Sergio Toffolo - 14.03.2007
Ci sono notizie che sconvolgono e altre che possono sconvolgere, il limite sta nel taglio con cui si vuol dare una notizia.
Vi è un programma televisivo, trasmesso dalla rete satellitare egiziana "Al Mehewar", intitolato "Big Talk" condotto da Heba Kotb, sessuologa in una clinica del Cairo che sembra dividere l'opinione pubblica della società araba. Di sicuro, possiamo affermare che tale produzione televisiva ha ottenuto ottimi indici d'ascolto e premiato con circa 70.000 messaggi ed email dal pubblico richiedenti risposte su problemi sessuali di coppia. Programma - "Big Talk" - che ha creato disagi ad una parte dell'islamismo: quello più integralista. Non tutti sanno, per mancanza d'informazioni, che, quando si parla del mondo "islamico" non ci si riferisce ad un'unica religione, ma ad una molteplicità d'interpretazioni del Corano dal quale si dipanano diverse modalità di vivere la fede: il modo sannita, il modo Wahhabita, il modo Jihadista ed altri modi raggruppati sotto il nome di "Fratelli mussulmani".

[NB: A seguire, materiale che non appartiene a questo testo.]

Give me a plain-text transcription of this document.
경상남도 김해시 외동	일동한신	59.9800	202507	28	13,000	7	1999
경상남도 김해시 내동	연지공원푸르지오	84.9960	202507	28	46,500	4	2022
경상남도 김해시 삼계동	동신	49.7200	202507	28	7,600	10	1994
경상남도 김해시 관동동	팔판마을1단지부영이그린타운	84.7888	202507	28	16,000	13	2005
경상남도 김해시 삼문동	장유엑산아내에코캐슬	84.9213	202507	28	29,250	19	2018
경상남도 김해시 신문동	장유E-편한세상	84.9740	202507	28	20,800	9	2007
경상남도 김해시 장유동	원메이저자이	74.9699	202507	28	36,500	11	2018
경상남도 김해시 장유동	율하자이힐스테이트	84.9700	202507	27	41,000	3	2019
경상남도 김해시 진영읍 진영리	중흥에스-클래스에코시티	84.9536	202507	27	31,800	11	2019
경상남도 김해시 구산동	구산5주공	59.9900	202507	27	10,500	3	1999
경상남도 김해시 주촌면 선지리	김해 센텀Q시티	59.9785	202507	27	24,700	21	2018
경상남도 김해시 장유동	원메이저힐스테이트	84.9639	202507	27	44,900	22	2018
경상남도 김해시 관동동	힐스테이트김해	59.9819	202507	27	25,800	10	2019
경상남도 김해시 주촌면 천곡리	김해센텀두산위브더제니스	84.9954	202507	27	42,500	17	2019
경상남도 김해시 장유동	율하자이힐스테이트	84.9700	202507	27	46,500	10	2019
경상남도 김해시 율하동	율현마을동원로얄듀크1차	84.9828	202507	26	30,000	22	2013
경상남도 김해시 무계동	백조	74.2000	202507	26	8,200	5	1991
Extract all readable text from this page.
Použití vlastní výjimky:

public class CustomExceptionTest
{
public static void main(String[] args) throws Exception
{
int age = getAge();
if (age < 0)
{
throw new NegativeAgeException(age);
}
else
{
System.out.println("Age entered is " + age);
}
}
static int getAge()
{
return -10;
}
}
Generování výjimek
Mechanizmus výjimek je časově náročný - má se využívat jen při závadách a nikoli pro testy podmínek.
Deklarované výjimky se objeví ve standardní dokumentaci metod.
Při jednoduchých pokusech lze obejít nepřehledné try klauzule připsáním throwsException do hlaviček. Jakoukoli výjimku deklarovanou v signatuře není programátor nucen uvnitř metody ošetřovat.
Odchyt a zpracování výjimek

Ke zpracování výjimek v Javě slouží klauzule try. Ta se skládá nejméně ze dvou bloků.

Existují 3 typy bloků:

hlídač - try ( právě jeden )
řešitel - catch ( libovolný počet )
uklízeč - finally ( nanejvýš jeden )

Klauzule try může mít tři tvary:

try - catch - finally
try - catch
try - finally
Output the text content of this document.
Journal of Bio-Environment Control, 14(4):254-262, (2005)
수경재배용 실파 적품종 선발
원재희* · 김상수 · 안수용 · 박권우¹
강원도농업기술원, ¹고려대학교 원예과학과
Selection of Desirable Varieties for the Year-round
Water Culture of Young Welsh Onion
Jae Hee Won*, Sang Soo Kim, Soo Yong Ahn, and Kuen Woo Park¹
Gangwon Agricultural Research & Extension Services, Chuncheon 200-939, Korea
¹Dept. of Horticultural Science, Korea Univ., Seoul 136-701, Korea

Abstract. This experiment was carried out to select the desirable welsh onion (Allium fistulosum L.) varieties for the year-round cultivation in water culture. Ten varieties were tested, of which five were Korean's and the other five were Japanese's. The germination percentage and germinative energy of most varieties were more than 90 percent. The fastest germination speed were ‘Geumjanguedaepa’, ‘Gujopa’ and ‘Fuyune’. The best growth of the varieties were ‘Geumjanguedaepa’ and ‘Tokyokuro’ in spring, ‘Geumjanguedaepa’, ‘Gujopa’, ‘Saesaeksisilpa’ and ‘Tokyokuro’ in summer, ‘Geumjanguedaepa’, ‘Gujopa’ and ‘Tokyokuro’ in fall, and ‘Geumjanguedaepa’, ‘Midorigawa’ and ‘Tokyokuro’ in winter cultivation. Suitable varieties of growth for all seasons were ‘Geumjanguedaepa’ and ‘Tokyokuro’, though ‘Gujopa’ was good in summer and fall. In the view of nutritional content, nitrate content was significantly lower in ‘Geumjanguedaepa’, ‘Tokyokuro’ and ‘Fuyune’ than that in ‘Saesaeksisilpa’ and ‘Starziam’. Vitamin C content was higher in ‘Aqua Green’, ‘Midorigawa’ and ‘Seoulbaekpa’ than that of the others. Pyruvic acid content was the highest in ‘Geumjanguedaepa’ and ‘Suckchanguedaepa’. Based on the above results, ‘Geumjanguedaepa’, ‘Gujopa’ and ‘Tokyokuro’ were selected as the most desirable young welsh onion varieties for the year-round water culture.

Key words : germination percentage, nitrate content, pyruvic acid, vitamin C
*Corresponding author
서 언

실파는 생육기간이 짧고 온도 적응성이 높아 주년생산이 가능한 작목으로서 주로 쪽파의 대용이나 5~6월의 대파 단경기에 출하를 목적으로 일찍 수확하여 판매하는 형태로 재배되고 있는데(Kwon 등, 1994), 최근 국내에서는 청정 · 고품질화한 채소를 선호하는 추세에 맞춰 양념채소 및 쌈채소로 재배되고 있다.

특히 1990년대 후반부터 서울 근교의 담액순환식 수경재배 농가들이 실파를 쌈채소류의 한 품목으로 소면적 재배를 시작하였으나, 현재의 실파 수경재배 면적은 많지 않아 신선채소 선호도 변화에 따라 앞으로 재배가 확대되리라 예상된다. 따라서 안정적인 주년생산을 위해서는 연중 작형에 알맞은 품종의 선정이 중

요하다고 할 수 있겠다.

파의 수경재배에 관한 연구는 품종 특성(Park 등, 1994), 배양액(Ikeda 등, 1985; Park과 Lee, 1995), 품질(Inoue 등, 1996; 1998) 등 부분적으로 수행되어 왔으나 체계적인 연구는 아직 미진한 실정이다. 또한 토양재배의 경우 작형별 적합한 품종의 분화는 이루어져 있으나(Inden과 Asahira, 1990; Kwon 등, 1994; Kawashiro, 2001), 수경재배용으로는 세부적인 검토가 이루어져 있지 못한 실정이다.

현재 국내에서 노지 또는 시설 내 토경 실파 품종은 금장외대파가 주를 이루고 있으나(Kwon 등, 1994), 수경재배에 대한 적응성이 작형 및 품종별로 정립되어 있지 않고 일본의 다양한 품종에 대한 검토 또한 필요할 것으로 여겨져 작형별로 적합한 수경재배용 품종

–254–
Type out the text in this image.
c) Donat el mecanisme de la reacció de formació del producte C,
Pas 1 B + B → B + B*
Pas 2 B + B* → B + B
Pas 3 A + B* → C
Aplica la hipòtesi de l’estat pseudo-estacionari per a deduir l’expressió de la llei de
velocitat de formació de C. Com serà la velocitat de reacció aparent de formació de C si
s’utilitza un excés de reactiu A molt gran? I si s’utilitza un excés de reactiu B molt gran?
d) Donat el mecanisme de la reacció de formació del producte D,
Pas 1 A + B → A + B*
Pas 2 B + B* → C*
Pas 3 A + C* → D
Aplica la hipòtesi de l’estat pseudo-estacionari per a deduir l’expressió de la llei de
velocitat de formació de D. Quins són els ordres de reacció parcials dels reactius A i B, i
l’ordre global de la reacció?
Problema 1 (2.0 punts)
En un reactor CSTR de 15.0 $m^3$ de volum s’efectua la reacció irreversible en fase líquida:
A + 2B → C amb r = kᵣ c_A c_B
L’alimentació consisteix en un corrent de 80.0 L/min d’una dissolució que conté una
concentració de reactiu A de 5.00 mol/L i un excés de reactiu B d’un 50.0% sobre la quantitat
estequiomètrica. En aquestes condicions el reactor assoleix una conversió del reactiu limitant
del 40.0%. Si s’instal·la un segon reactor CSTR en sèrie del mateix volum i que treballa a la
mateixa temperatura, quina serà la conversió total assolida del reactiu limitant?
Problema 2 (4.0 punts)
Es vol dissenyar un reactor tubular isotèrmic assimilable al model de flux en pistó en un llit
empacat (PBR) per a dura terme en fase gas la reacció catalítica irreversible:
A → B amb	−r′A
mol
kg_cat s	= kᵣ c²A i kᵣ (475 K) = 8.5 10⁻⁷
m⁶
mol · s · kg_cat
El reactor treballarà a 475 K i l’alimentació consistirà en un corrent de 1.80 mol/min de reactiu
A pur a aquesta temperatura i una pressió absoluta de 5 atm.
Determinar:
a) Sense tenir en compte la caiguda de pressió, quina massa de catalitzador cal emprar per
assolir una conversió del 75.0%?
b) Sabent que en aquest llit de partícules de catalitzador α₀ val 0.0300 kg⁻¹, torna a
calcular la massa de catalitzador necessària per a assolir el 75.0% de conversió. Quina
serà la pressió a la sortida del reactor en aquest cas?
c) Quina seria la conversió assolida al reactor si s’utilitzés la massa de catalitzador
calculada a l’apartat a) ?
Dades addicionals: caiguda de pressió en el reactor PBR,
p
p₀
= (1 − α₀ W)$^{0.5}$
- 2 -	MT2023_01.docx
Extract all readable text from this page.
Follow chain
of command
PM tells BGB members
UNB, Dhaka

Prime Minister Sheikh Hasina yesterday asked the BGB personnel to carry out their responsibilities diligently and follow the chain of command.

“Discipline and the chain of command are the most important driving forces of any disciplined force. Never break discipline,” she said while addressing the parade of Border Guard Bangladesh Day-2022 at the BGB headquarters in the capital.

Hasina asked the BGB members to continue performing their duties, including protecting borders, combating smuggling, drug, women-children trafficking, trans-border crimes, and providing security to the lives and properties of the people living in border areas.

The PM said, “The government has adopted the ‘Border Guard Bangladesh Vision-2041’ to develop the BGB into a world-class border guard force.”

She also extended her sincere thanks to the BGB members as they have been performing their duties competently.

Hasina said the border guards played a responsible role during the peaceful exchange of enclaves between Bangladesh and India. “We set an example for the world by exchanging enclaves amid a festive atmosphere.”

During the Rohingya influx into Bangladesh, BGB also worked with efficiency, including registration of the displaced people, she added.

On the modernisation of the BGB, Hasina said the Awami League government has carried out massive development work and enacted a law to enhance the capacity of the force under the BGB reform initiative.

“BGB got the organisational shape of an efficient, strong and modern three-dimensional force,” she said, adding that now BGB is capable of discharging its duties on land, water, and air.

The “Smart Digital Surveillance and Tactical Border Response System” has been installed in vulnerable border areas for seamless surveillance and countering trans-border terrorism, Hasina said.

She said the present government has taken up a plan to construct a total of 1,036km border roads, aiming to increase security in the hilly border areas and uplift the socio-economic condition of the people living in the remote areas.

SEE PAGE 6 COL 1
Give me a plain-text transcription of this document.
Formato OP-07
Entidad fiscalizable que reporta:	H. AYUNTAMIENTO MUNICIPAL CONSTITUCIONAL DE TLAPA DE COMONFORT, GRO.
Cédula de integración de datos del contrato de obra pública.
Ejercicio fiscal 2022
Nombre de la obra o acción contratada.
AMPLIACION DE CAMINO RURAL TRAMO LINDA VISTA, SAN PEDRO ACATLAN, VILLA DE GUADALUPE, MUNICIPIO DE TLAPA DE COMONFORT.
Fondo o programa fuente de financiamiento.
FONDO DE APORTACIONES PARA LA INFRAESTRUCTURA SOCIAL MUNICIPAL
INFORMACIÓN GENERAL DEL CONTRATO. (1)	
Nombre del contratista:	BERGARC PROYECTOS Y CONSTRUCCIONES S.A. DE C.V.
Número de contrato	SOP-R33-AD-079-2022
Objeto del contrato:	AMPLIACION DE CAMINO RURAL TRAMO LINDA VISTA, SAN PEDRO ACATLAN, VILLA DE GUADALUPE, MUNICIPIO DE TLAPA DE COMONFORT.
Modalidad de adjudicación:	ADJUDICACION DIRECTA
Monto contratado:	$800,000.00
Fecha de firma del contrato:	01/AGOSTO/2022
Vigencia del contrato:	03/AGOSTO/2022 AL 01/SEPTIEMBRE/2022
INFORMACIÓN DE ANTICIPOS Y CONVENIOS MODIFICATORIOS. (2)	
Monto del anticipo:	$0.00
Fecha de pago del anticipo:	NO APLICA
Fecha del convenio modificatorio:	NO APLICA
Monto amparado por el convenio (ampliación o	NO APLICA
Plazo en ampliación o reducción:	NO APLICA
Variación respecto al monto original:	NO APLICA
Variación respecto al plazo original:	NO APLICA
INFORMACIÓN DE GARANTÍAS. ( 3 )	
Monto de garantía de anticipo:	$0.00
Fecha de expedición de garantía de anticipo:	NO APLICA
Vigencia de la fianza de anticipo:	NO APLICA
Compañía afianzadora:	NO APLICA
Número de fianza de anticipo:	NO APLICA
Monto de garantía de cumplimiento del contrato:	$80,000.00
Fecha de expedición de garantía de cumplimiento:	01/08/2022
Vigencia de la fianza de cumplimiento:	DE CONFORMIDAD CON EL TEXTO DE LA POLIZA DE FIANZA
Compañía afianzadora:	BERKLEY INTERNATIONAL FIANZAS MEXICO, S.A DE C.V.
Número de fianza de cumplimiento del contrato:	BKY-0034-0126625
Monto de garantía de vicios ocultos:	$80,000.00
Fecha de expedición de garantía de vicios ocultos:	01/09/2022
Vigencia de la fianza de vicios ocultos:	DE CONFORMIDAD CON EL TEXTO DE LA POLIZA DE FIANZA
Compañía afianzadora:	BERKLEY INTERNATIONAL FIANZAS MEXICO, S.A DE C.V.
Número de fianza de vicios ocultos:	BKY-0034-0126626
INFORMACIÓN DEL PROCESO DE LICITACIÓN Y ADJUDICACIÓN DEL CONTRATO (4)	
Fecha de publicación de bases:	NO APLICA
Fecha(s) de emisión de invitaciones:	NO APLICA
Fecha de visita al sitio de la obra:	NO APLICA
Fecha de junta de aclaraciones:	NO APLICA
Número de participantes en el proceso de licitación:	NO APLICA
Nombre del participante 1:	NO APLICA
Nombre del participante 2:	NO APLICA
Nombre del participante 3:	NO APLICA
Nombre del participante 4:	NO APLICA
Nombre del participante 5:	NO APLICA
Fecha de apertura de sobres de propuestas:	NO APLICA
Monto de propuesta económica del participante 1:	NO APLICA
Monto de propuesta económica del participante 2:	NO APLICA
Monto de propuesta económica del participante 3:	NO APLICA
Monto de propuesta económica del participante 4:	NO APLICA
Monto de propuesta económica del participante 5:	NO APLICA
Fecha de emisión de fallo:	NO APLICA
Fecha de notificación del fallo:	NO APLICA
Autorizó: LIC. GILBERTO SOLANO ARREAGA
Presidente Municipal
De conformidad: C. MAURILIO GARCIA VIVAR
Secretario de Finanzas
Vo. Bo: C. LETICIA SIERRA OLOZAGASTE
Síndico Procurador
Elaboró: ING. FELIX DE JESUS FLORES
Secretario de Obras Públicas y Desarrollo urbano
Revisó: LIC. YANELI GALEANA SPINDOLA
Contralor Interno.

La dott.ssa Heba Kotb è riuscita a parlare in modo chiaro della sessualità, facendo proprio del Corano il suo punto di partenza. Viso sorridente, capo coperto, occhi pronti al dialogo e mimica contenuta: la dott.ssa Kotb appare in video, linguaggio medico e rispetto alla tradizione della sua religione. "Molte donne non sanno niente del loro corpo, non parlano di sesso e pensano che questo sia unicamente un piacere maschile, mentre per la donna è qualcosa di sporco" - afferma la conduttrice- "Nell'Islam, le donne come gli uomini hanno il diritto di provare piacere attraverso i rapporti sessuali".
Dall'Università del Cairo, dove insegna medicina legale, ai microfoni della "Associated Press" afferma "Sono molto orgogliosa della mia religione" e ancora "I miei studi dimostrano quanto l'Islam è avanti in tutte le questioni sessuali. Grazie ai miei studi ho capito, infatti, che l'islam ha compreso il sesso molto prima del resto del mondo".
Molte sono state le proteste, una tra tutte, quella di Sheikh Youssef al-Badri, religioso fondamentalista, che ha dichiarato che la trasmissione televisiva "invade la privacy delle nostre stanze da letto e, inoltre, accresce il numero di pervertiti sessuali", ma se guardiamo con occhio televisivo, un alto numero d'ascolti implica un forte interesse nel taget di riferimento.
Ciò non stupisce, semmai segna un passo in avanti verso una legittimazione di una cultura che, sebbene spesso presentata come integralista dai media, cerca invece di emergere partendo proprio dalle radici della fede ed inserendo la stessa nel dialogo contemporaneo.
In fondo in Italia fino agli anni '70, grazie all'acquisizione della base cattolica del Concilio Vaticano II e le sfide laiciste, il tabù della discussione di temi sessuali esisteva ancora e chissà se è mai scomparso.